Ich bin noch ganz am Anfang und kämpfe noch mit dem Alphabet – kann die Buchstaben lesen, aber sehr langsam. Meine Überlegung: In einem Hostel habe ich vielleicht mehr Kontakt zu Griechen und kann praktizieren, aber ist die Umgebung nicht zu laut und ablenkend zum Lernen? Im Hotel bin ich ruhig, aber einsam. Airbnb könnte ein Mittelweg sein?
Habt ihr Erfahrungen gemacht, wo ihr am produktivsten lernen konntet? Spielt die Unterkunftsart eine Rolle dabei, wie schnell man das Alphabet wirklich sicher beherrscht? Ich würde gerne täglich üben und zeitgleich echte Griechen treffen – passt das zusammen?
Danke für eure Tipps!
Hostel finde ich auch im Sommer zu chaotisch, da stimme ich Klaus zu.
Ich bin ehrlich: Nach 15 Jahren Pause finde ich es schwer, überhaupt mit Griechisch anzufangen – die Grammatik ist ein Albtraum. Aber zur deiner Frage: Ich würde sagen, Hotel ist praktischer, wenn du konzentriert lernen willst. Ich habe Airbnb-Erfahrung und der Stress mit dem Check-in, unterschiedlichen Regeln, W-Lan-Problemen... das nervt mehr, als es hilft. Ein gutes Hotel in einer Stadt (nicht Resort) gibt dir Ruhe PLUS du kannst unten im Café Griechisch üben, ohne dich auf Nachbarn verlassen zu müssen. Die Rezeption spricht oft Griechisch mit Langzamkeit. Zum Alphabet: Das lernst du am besten vorher zuhause, nicht im Urlaub – zu viele Ablenkungen sowieso.

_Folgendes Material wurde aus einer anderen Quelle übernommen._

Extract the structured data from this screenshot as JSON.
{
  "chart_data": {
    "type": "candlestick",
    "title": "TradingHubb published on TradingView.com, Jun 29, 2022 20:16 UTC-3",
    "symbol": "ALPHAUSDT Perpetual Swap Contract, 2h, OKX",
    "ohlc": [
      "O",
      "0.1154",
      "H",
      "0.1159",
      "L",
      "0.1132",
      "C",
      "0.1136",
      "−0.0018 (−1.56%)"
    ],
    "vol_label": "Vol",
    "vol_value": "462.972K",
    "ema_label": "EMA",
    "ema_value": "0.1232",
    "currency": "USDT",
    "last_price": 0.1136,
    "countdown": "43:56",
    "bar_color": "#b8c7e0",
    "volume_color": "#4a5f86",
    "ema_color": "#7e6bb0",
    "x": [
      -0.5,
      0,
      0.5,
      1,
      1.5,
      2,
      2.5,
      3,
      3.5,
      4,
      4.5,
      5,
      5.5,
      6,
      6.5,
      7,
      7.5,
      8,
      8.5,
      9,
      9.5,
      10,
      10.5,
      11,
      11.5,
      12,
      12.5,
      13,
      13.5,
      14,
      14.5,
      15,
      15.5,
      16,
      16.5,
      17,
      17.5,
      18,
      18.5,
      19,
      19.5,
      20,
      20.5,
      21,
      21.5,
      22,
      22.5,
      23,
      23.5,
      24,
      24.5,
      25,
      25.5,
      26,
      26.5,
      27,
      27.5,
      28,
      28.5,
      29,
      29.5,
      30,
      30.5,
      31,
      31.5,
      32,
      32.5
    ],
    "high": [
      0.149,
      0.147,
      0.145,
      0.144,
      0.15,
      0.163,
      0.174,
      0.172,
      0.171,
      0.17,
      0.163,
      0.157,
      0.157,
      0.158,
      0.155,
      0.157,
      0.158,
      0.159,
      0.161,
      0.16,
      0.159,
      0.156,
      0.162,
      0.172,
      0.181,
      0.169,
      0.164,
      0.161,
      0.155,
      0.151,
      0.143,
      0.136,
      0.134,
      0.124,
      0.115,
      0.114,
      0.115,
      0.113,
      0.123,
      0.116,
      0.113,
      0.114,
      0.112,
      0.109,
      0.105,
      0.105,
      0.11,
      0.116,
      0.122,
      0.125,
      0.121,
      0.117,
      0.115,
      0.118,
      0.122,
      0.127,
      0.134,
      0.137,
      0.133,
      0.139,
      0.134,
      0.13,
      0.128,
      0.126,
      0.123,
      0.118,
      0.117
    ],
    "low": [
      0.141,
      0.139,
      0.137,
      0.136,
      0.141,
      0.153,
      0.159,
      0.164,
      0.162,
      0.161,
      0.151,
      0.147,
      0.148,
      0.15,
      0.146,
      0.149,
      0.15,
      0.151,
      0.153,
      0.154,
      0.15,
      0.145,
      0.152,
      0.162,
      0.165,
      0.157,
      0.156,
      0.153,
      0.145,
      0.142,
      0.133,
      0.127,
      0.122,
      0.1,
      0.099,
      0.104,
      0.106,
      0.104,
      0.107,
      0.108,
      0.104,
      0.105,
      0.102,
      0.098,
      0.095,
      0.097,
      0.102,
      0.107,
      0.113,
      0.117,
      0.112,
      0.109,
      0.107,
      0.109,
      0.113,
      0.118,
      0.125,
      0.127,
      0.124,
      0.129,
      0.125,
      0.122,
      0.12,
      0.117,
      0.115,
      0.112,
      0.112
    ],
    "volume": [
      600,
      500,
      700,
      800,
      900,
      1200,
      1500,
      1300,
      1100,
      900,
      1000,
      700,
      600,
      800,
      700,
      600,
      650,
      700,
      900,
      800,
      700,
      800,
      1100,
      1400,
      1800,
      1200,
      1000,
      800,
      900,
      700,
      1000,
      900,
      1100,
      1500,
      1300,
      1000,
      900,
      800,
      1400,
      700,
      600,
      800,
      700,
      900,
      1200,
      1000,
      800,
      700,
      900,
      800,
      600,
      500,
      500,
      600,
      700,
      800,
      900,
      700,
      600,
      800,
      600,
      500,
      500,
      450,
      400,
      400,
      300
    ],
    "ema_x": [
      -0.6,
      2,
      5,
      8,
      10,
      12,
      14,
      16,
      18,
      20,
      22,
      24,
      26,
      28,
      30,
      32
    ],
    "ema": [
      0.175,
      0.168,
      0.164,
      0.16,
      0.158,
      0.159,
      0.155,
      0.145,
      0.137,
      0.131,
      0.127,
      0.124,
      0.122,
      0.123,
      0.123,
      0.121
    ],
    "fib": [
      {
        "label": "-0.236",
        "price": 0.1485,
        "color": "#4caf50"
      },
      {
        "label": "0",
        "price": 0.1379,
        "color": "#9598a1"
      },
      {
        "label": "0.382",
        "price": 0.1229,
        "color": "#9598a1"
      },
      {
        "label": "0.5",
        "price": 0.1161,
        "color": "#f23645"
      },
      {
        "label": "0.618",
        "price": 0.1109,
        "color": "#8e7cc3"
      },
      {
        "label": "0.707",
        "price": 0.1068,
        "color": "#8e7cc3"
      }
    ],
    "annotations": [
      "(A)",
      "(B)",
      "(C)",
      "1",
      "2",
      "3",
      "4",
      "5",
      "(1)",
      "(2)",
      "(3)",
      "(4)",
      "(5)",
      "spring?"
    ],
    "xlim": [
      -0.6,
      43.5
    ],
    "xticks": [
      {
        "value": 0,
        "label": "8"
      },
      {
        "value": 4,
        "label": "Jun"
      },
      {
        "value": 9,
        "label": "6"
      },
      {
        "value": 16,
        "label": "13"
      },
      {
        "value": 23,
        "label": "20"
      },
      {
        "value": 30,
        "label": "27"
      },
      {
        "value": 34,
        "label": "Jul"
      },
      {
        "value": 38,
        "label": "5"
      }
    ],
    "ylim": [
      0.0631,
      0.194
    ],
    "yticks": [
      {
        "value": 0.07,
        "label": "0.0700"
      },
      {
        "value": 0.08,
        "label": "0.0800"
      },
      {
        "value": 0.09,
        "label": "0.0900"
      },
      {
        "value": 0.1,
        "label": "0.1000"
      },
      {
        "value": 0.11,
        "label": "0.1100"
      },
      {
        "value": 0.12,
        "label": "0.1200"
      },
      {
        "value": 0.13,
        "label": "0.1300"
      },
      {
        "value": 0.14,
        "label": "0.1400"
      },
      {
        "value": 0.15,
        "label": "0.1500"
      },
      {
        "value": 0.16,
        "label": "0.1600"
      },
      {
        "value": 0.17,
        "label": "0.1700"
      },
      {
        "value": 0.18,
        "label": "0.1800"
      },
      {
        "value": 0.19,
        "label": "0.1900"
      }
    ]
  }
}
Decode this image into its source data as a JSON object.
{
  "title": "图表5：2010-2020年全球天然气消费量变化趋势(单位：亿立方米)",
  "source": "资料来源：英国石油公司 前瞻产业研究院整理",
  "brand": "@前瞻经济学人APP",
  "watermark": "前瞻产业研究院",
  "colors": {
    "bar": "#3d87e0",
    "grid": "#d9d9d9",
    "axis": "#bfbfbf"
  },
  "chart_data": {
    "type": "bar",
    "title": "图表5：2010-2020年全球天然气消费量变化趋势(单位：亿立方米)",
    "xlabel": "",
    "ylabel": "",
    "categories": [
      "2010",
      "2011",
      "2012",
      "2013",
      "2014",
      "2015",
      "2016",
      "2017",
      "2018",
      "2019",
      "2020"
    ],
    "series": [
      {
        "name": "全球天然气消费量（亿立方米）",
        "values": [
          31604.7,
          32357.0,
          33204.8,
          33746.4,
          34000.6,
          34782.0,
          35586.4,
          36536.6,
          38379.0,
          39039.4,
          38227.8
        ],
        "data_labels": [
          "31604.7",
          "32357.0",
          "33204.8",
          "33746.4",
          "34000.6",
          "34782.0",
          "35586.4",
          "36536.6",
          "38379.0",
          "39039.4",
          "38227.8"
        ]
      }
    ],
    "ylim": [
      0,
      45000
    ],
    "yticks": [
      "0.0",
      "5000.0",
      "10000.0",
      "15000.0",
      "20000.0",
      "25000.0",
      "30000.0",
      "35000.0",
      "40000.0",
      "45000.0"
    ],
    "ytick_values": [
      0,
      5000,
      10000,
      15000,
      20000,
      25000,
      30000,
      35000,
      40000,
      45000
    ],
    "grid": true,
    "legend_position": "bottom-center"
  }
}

Markus, gute Frage! Ich würde dir zu einem Airbnb mit griechischen Nachbarn raten – wirklich optimal. Ein Hostel ist im Juli brutal überlaufen und laut, da konzentrierst du dich auf Party, nicht auf Buchstaben. Ich selbst habe Jahrzehnte Griechisch gelernt und gemerkt: Die beste Umgebung ist, wenn du am Morgen ruhig üben kannst und am Abend mit echten Leuten sprichst. In einem kleinen Apartment in einem Wohnviertel (nicht touristisch) lernst du viel über Alltagsgespräche – beim Einkaufen, mit dem Vermieter – und siehst überall griechische Schrift. Das Alphabet sitzt viel besser, wenn du es in echtem Kontext anwendest. Hotels sind emotional tot. Versuch Airbnb in Vierteln wie Exarchia oder Koukaki statt Plaka.